Hybrid systems are a special type of dynamical system that switches between being continuous and discrete. An example could be the bouncing ball.

It will probably be a tiny bit tricky to implement them, but it has to be made as general as possible.

One need to have 2 equations of motion, one for continuous and one for discrete. Then a callback type function has to be created that will stop the ODE solving of DifferentialEquations and switch to discrete evolution (until some other kind of callback stops or for a specified amount of steps... implementation will show the best way...).

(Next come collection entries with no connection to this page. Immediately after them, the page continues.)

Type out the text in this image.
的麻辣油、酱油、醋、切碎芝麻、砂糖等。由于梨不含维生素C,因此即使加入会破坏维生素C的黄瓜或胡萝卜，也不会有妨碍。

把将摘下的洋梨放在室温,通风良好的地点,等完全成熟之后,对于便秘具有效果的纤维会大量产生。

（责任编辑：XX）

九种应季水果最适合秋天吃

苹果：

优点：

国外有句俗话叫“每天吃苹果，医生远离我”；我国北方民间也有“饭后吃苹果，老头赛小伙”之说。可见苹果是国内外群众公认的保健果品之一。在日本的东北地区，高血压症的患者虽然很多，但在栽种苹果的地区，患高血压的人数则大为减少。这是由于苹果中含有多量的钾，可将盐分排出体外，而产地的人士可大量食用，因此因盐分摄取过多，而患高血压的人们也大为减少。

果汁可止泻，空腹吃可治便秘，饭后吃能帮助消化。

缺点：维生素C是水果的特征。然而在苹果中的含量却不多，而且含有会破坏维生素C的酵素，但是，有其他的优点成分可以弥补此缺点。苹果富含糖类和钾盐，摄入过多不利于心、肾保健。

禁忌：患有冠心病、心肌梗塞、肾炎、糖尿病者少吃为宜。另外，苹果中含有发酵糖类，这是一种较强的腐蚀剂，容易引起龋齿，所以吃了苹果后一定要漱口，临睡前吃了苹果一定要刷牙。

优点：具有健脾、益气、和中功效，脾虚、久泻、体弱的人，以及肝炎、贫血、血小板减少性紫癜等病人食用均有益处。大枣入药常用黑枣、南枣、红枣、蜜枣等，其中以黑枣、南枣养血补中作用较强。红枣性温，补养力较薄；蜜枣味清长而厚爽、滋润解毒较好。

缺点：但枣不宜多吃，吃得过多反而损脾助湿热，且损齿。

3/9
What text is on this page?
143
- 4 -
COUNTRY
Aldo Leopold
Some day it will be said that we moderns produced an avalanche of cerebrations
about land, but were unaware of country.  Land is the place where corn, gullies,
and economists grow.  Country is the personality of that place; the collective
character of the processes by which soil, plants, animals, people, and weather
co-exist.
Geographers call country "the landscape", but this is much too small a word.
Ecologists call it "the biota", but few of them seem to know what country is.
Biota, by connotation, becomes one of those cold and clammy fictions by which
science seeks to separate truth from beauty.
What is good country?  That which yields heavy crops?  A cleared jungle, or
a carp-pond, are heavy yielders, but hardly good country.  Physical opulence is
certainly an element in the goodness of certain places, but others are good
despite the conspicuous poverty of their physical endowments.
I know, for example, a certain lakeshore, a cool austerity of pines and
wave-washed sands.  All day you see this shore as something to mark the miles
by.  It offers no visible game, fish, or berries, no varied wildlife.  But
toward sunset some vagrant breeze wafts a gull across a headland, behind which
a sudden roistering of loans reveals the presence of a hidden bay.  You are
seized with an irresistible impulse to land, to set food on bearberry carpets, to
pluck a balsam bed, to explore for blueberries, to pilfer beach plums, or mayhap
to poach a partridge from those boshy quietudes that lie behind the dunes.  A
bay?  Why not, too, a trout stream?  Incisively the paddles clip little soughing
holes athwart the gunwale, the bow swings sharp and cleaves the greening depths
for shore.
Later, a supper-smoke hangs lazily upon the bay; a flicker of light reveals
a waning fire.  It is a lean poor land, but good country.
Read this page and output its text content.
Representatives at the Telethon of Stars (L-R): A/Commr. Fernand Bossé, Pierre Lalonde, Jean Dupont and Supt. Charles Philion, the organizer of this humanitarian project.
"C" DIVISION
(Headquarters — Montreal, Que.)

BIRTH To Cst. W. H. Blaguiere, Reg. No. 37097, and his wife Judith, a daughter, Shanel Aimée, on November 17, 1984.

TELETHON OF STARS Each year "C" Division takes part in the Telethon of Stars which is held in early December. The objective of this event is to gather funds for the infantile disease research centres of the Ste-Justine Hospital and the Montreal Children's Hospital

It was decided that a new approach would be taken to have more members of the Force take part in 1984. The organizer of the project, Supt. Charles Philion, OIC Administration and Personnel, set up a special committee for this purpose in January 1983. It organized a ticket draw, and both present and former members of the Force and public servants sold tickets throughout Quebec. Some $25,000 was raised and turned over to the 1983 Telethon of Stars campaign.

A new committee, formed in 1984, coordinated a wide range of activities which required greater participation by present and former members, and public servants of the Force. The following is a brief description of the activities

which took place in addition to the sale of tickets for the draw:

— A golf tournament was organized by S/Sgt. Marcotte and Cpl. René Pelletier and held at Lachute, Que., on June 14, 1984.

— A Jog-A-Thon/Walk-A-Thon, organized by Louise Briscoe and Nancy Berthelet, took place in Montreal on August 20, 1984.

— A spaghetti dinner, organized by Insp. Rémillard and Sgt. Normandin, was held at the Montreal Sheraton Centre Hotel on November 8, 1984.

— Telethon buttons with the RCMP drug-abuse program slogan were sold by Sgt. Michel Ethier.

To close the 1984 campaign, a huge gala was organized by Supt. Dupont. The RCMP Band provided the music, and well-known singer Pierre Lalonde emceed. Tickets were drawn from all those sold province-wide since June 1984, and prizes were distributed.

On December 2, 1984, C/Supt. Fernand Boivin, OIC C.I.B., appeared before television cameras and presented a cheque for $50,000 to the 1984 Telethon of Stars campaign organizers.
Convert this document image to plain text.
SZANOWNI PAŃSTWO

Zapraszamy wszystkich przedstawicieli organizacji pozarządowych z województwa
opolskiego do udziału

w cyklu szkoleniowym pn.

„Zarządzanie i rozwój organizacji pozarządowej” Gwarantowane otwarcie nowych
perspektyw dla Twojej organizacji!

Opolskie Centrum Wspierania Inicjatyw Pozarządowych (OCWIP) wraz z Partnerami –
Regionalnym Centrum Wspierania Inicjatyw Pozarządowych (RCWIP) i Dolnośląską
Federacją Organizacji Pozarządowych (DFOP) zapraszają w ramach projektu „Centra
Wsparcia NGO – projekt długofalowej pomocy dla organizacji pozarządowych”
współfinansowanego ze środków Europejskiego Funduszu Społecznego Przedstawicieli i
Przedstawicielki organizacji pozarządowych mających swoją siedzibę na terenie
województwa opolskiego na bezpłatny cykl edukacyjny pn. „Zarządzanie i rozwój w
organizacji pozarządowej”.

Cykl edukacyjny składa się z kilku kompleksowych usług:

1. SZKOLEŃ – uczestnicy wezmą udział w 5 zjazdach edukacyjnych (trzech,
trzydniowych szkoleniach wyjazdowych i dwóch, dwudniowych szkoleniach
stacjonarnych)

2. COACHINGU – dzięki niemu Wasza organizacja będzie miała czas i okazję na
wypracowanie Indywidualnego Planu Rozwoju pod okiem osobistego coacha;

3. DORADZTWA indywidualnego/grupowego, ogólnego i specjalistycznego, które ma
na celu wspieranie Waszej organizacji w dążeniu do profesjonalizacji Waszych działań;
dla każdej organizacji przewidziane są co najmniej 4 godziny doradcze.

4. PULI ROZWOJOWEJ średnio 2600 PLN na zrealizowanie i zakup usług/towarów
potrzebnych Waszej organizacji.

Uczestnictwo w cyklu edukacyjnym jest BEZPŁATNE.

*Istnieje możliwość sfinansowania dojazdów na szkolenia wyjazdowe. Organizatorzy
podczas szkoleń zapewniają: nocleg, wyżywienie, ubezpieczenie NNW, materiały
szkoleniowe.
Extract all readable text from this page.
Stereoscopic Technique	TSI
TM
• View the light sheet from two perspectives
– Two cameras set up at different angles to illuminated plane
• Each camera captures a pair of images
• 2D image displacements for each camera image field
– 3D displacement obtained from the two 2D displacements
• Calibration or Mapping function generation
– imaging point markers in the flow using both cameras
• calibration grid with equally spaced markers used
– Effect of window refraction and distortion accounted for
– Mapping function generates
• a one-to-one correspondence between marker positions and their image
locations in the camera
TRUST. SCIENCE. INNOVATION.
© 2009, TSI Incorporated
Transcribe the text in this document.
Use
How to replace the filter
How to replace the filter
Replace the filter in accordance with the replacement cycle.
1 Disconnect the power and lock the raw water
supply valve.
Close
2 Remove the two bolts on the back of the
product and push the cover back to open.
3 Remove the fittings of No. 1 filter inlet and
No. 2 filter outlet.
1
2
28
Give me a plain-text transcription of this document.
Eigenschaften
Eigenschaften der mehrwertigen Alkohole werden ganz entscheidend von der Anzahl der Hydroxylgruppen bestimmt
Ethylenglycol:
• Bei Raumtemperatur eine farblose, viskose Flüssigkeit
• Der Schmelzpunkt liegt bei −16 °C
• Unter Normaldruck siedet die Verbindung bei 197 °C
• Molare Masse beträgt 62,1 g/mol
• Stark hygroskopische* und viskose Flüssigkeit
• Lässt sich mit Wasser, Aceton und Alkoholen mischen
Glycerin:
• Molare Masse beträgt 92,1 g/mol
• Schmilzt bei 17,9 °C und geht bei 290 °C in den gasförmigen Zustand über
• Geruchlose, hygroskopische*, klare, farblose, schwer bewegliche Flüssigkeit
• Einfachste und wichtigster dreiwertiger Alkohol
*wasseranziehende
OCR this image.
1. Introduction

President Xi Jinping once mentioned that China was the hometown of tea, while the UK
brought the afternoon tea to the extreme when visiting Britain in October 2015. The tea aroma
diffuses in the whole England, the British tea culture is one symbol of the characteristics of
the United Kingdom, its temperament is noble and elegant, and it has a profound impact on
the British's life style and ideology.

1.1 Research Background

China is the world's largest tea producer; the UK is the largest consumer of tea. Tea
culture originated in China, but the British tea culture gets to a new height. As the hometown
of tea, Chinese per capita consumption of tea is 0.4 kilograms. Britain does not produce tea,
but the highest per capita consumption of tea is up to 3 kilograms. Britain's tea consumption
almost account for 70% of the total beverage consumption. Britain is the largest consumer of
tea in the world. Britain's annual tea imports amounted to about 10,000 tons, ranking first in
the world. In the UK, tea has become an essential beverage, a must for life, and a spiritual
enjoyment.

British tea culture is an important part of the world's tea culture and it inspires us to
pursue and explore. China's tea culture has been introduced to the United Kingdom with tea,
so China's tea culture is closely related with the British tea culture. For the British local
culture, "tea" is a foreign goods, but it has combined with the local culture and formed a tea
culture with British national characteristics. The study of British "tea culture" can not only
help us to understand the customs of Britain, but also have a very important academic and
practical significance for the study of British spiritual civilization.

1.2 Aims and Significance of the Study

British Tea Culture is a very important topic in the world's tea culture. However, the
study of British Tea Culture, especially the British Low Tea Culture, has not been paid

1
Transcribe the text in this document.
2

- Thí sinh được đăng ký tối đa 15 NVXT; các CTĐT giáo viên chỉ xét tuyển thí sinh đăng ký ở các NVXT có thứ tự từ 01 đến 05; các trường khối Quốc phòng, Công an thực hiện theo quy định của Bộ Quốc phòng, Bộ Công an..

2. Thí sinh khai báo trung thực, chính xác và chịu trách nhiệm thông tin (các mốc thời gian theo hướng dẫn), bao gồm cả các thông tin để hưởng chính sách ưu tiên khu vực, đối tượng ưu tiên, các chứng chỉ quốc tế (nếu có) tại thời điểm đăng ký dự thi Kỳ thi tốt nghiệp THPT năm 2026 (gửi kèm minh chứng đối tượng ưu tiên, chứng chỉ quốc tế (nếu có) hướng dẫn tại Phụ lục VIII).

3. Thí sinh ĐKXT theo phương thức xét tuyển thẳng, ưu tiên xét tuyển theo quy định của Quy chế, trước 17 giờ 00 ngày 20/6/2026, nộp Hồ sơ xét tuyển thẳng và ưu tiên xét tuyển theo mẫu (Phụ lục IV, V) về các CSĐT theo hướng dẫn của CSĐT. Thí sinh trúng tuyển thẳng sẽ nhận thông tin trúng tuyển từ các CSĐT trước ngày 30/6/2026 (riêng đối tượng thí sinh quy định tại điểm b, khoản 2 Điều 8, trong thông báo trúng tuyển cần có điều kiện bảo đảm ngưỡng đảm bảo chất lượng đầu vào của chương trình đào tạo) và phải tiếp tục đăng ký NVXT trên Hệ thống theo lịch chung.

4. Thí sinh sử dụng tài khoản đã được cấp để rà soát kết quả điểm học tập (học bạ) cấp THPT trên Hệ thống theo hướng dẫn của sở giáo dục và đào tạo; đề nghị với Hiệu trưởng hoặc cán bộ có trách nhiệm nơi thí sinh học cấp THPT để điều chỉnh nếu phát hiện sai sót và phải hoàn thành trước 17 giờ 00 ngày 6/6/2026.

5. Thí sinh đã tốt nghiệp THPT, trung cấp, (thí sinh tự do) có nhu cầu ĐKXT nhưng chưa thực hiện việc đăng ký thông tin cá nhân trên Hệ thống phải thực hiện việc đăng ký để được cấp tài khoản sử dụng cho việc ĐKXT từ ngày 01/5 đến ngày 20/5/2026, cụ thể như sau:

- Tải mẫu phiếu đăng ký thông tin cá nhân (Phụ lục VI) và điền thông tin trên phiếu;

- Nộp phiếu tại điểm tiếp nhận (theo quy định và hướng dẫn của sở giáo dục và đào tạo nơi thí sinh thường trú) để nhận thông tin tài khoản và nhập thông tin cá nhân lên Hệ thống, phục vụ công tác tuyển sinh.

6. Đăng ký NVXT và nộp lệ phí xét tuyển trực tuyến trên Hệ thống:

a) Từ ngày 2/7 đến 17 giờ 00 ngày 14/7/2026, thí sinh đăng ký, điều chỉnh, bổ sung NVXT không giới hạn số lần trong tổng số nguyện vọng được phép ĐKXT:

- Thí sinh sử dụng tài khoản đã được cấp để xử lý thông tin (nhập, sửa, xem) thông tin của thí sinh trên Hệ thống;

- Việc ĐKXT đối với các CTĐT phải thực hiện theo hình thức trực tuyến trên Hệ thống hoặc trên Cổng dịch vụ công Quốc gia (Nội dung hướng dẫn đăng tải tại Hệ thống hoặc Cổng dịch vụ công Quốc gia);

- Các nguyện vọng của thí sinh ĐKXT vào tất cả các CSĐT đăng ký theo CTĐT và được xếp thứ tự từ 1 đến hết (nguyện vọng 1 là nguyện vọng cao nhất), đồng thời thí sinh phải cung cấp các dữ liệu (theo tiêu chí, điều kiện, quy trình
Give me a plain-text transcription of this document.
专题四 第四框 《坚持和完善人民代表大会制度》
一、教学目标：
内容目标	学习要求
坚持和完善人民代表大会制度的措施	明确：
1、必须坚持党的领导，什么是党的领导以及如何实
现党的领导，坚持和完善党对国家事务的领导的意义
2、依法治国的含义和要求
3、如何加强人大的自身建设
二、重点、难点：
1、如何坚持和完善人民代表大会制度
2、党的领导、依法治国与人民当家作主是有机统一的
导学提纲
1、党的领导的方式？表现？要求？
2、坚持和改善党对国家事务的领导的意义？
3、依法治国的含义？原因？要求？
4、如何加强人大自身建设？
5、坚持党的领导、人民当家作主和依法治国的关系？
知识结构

DifferentialEquations already does hybrid systems through its event handling interface (and the jump problems help here as well). In fact, the bouncing ball is the documentation example: http://docs.juliadiffeq.org/latest/features/callback_functions.html#ContinuousCallback-Examples-1

Yeap that was exactly what I was looking at when I wrote this issue. The bouncy ball.

One would most likely make a new type, subtype of ContinuousDynamicalSystem that would work exactly like ContiniousDS with simply an extra field called "callback" or something.

The this would allow pretty clear and straight forward communication with DiffEq, since to establish this the only thing necessary is to have a ODEProblem(ds::DynamicalSystem) method.

Or you just add a callback keyword to your ContiniousDS ?

So that the field callback would always exist but by default would be initialized in e.g. nothing ? Does the ODE handle nothing? How is the representation of missing callbacks?

It handles nothing by using no callbacks. That's the default.

Yeap. Awesome, this seems like the best idea! To add an extra field to ContinuousDS!

But wait a moment. This does not allow the motion to turn fully discrete until another second callback, right?

I mean, a problem becoming fully discrete, then after some condition becomes continuous again?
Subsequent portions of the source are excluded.